《傲慢与偏见》(Pride and prejudice)是简·奥斯汀最早完成的作品.这部作品以日常生活为素材,一反当时社会上流行的感伤小说的内容和矫揉造作的写作方法,生动地反映了18世纪末到19世纪初处于保守和闭塞状态下的英国乡镇生活和世态人情.这部社会风情画式的小说不仅在当时吸引着广大的读者,时至今日,仍给读者以独特的艺术享受.
The whist party soon afterwards breaking up, the players gathered round the other table, and Mr. Collins took his station between his cousin Elizabeth and Mrs. Philips. -- The usual inquiries as to his success were made by the latter. It had not been very great; he had lost every point; but when Mrs. Philips began to express her concern thereupon, he assured her with much earnest gravity that it was not of the least importance, that he considered the money as a mere trifle, and begged she would not make herself uneasy.
"I know very well, madam," said he, "that when persons sit down to a card table, they must take their chance of these things, -- and happily I am not in such circumstances as to make five shillings any object. There are undoubtedly many who could not say the same, but thanks to Lady Catherine de Bourgh, I am removed far beyond the necessity of regarding little matters."
Mr. Wickham's attention was caught; and after observing Mr. Collins for a few moments, he asked Elizabeth in a low voice whether her relation were very intimately acquainted with the family of de Bourgh.
"Lady Catherine de Bourgh," she replied, "has very lately given him a living. I hardly know how Mr. Collins was first introduced to her notice, but he certainly has not known her long."
"You know of course that Lady Catherine de Bourgh and Lady Anne Darcy were sisters; consequently that she is aunt to the present Mr. Darcy."
"No, indeed, I did not. -- I knew nothing at all of Lady Catherine's connections. I never heard of her existence till the day before yesterday."
"Her daughter, Miss de Bourgh, will have a very large fortune, and it is believed that she and her cousin will unite the two estates."
This information made Elizabeth smile, as she thought of poor Miss Bingley. Vain indeed must be all her attentions, vain and useless her affection for his sister and her praise of himself, if he were already self-destined to another.

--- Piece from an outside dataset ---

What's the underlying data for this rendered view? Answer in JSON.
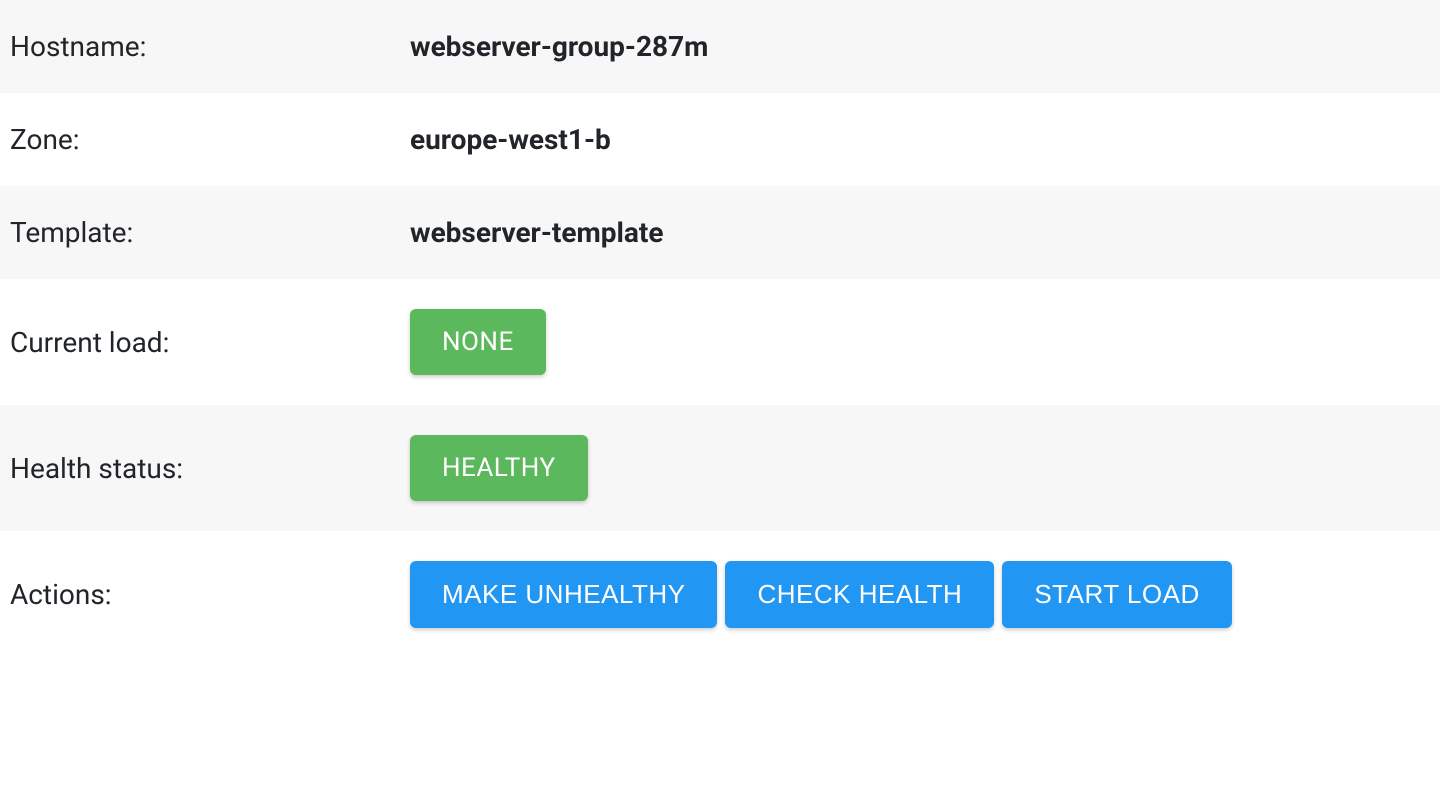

"Mr. Collins," said she, "speaks highly both of Lady Catherine and her daughter; but from some particulars that he has related of her ladyship, I suspect his gratitude misleads him, and that in spite of her being his patroness, she is an arrogant, conceited woman."

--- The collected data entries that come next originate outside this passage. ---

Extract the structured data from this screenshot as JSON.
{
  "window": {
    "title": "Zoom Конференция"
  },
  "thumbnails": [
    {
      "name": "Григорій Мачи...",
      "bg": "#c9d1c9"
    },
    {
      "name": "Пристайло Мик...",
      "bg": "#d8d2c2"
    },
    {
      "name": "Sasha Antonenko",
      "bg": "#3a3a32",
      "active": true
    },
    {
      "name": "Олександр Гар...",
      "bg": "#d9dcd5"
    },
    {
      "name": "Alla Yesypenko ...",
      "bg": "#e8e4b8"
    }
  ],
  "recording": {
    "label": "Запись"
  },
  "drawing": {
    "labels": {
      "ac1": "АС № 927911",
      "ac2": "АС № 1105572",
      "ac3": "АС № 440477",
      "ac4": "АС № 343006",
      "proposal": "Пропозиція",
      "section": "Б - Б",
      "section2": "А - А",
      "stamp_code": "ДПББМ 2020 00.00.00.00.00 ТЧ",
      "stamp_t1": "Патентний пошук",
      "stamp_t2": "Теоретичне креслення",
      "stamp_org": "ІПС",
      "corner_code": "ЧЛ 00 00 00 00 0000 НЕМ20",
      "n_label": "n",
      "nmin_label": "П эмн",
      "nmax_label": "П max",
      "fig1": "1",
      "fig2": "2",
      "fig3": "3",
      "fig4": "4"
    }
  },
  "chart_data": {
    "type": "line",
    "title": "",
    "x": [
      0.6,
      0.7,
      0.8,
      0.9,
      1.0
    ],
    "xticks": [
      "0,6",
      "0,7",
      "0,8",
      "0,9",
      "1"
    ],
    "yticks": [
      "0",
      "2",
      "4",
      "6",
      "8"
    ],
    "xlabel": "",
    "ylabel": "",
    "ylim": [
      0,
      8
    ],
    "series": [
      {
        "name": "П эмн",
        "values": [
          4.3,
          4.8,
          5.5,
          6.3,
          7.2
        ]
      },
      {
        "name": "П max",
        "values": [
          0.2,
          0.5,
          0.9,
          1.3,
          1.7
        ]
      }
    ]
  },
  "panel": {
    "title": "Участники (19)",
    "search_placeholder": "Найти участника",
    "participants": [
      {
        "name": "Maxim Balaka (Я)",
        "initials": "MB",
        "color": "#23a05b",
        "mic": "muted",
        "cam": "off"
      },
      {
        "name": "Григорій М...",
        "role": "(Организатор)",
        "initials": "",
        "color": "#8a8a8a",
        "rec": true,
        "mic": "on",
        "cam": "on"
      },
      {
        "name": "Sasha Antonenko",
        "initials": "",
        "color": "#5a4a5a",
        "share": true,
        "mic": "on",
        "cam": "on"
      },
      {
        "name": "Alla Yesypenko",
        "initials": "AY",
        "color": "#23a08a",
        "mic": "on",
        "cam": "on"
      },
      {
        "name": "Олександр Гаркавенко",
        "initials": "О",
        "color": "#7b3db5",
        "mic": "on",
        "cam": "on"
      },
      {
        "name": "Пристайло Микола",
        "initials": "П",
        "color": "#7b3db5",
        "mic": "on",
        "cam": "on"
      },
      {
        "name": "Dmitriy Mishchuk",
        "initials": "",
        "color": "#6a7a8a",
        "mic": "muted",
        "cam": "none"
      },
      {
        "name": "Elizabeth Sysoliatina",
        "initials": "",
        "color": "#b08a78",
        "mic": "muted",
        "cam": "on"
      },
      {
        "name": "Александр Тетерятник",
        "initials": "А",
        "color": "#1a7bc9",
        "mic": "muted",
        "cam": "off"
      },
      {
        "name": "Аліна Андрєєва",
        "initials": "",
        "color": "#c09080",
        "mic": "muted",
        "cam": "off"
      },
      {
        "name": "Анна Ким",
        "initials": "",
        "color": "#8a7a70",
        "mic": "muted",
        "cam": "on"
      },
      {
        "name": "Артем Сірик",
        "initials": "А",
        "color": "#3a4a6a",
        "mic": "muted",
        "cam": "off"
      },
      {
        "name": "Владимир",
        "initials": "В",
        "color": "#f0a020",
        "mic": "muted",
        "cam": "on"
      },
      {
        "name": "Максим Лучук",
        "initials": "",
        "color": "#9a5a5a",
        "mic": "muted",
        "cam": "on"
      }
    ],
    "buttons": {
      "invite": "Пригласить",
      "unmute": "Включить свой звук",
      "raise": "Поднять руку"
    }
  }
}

"I believe her to be both in a great degree," replied Wickham; "I have not seen her for many years, but I very well remember that I never liked her, and that her manners were dictatorial and insolent. She has the reputation of being remarkably sensible and clever; but I rather believe she derives part of her abilities from her rank and fortune, part from her authoritative manner, and the rest from the pride of her nephew, who chuses that every one connected with him should have an understanding of the first class."

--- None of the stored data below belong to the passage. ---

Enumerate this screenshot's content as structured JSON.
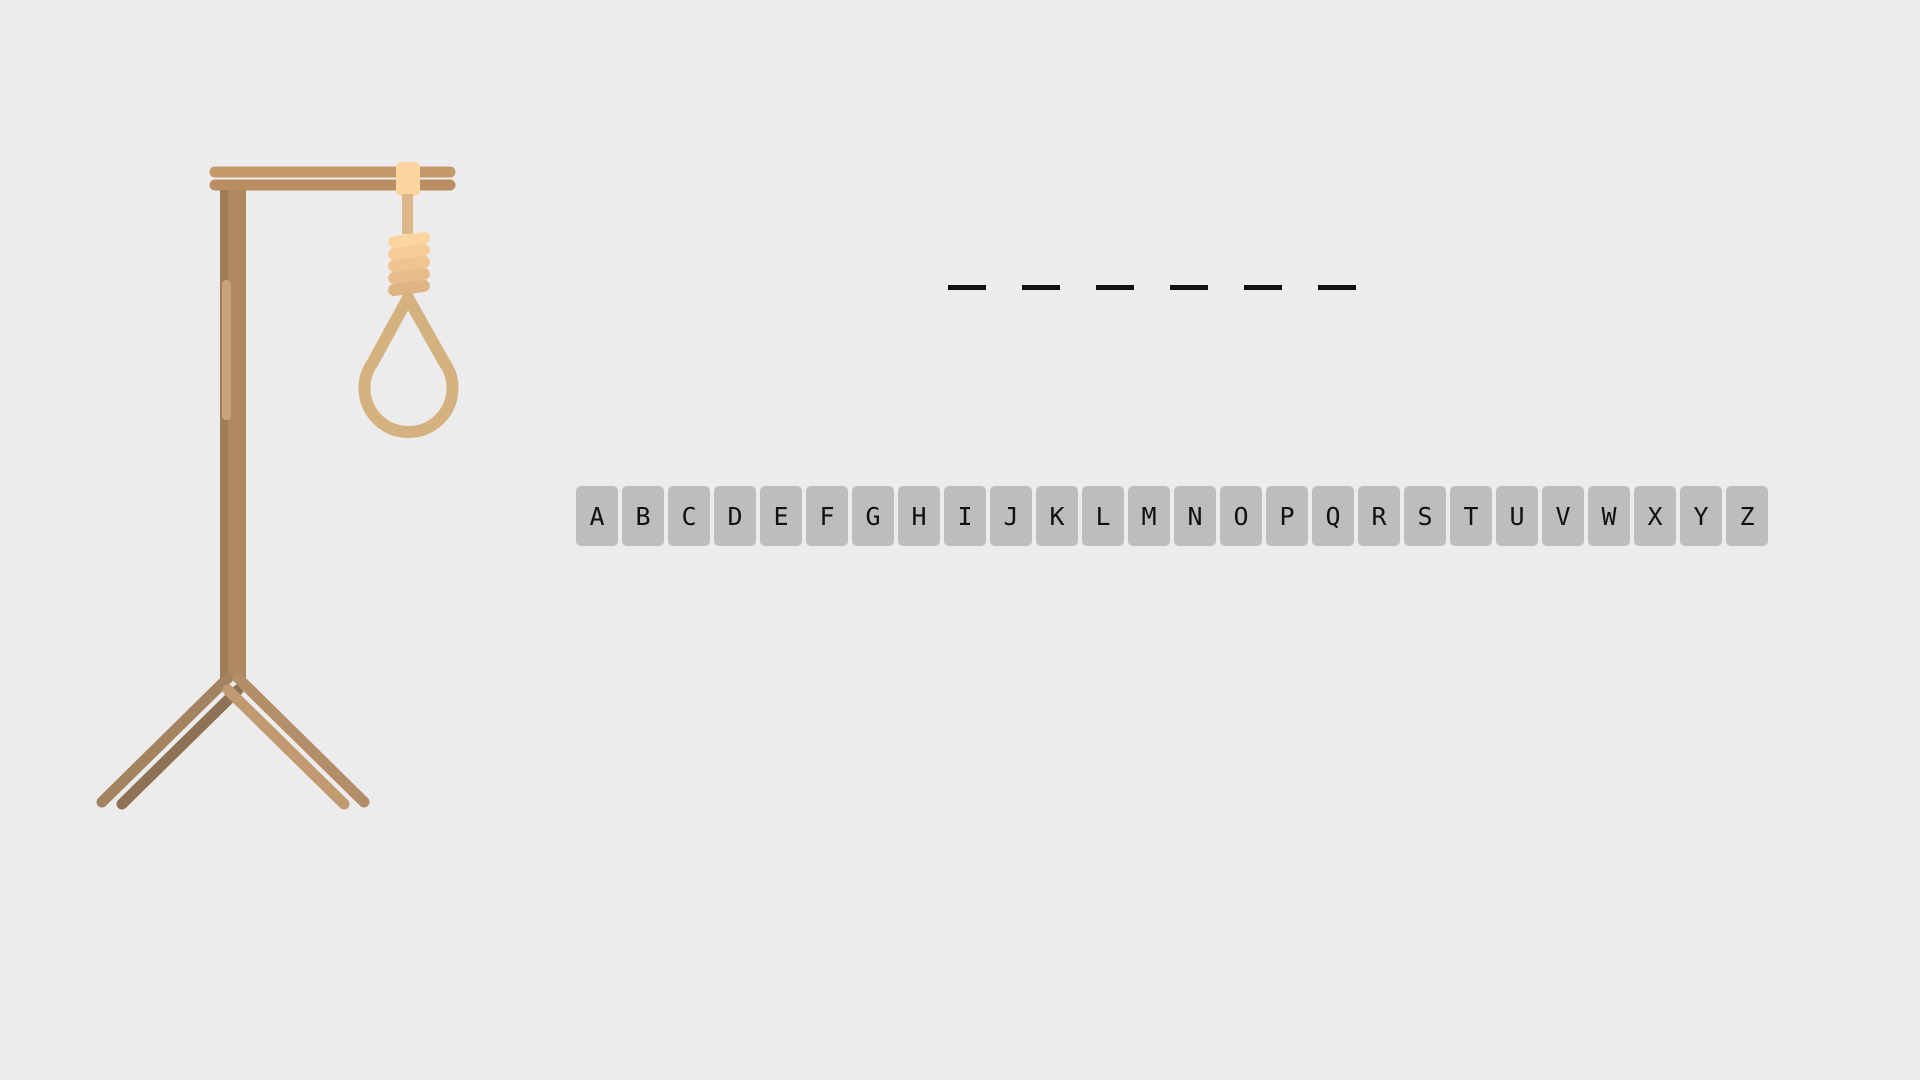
{
  "game": {
    "word_blanks": [
      "",
      "",
      "",
      "",
      "",
      ""
    ],
    "keyboard": [
      "A",
      "B",
      "C",
      "D",
      "E",
      "F",
      "G",
      "H",
      "I",
      "J",
      "K",
      "L",
      "M",
      "N",
      "O",
      "P",
      "Q",
      "R",
      "S",
      "T",
      "U",
      "V",
      "W",
      "X",
      "Y",
      "Z"
    ]
  },
  "gallows_icon": "gallows-with-noose",
  "colors": {
    "background": "#ececec",
    "key_background": "#bdbdbd",
    "wood": "#c4996a",
    "wood_dark": "#9c7a57",
    "rope": "#d7b283",
    "rope_light": "#fbd4a0"
  }
}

Elizabeth allowed that he had given a very rational account of it, and they continued talking together with mutual satisfaction till supper put an end to cards; and gave the rest of the ladies their share of Mr. Wickham's attentions. There could be no conversation in the noise of Mrs. Philips's supper party, but his manners recommended him to every body. Whatever he said, was said well; and whatever he did, done gracefully. Elizabeth went away with her head full of him. She could think of nothing but of Mr. Wickham, and of what he had told her, all the way home; but there was not time for her even to mention his name as they went, for neither Lydia nor Mr. Collins were once silent. Lydia talked incessantly of lottery tickets, of the fish she had lost and the fish she had won, and Mr. Collins, in describing the civility of Mr. and Mrs. Philips, protesting that he did not in the least regard his losses at whist, enumerating all the dishes at supper, and repeatedly fearing that he crouded his cousins, had more to say than he could well manage before the carriage stopped at Longbourn House.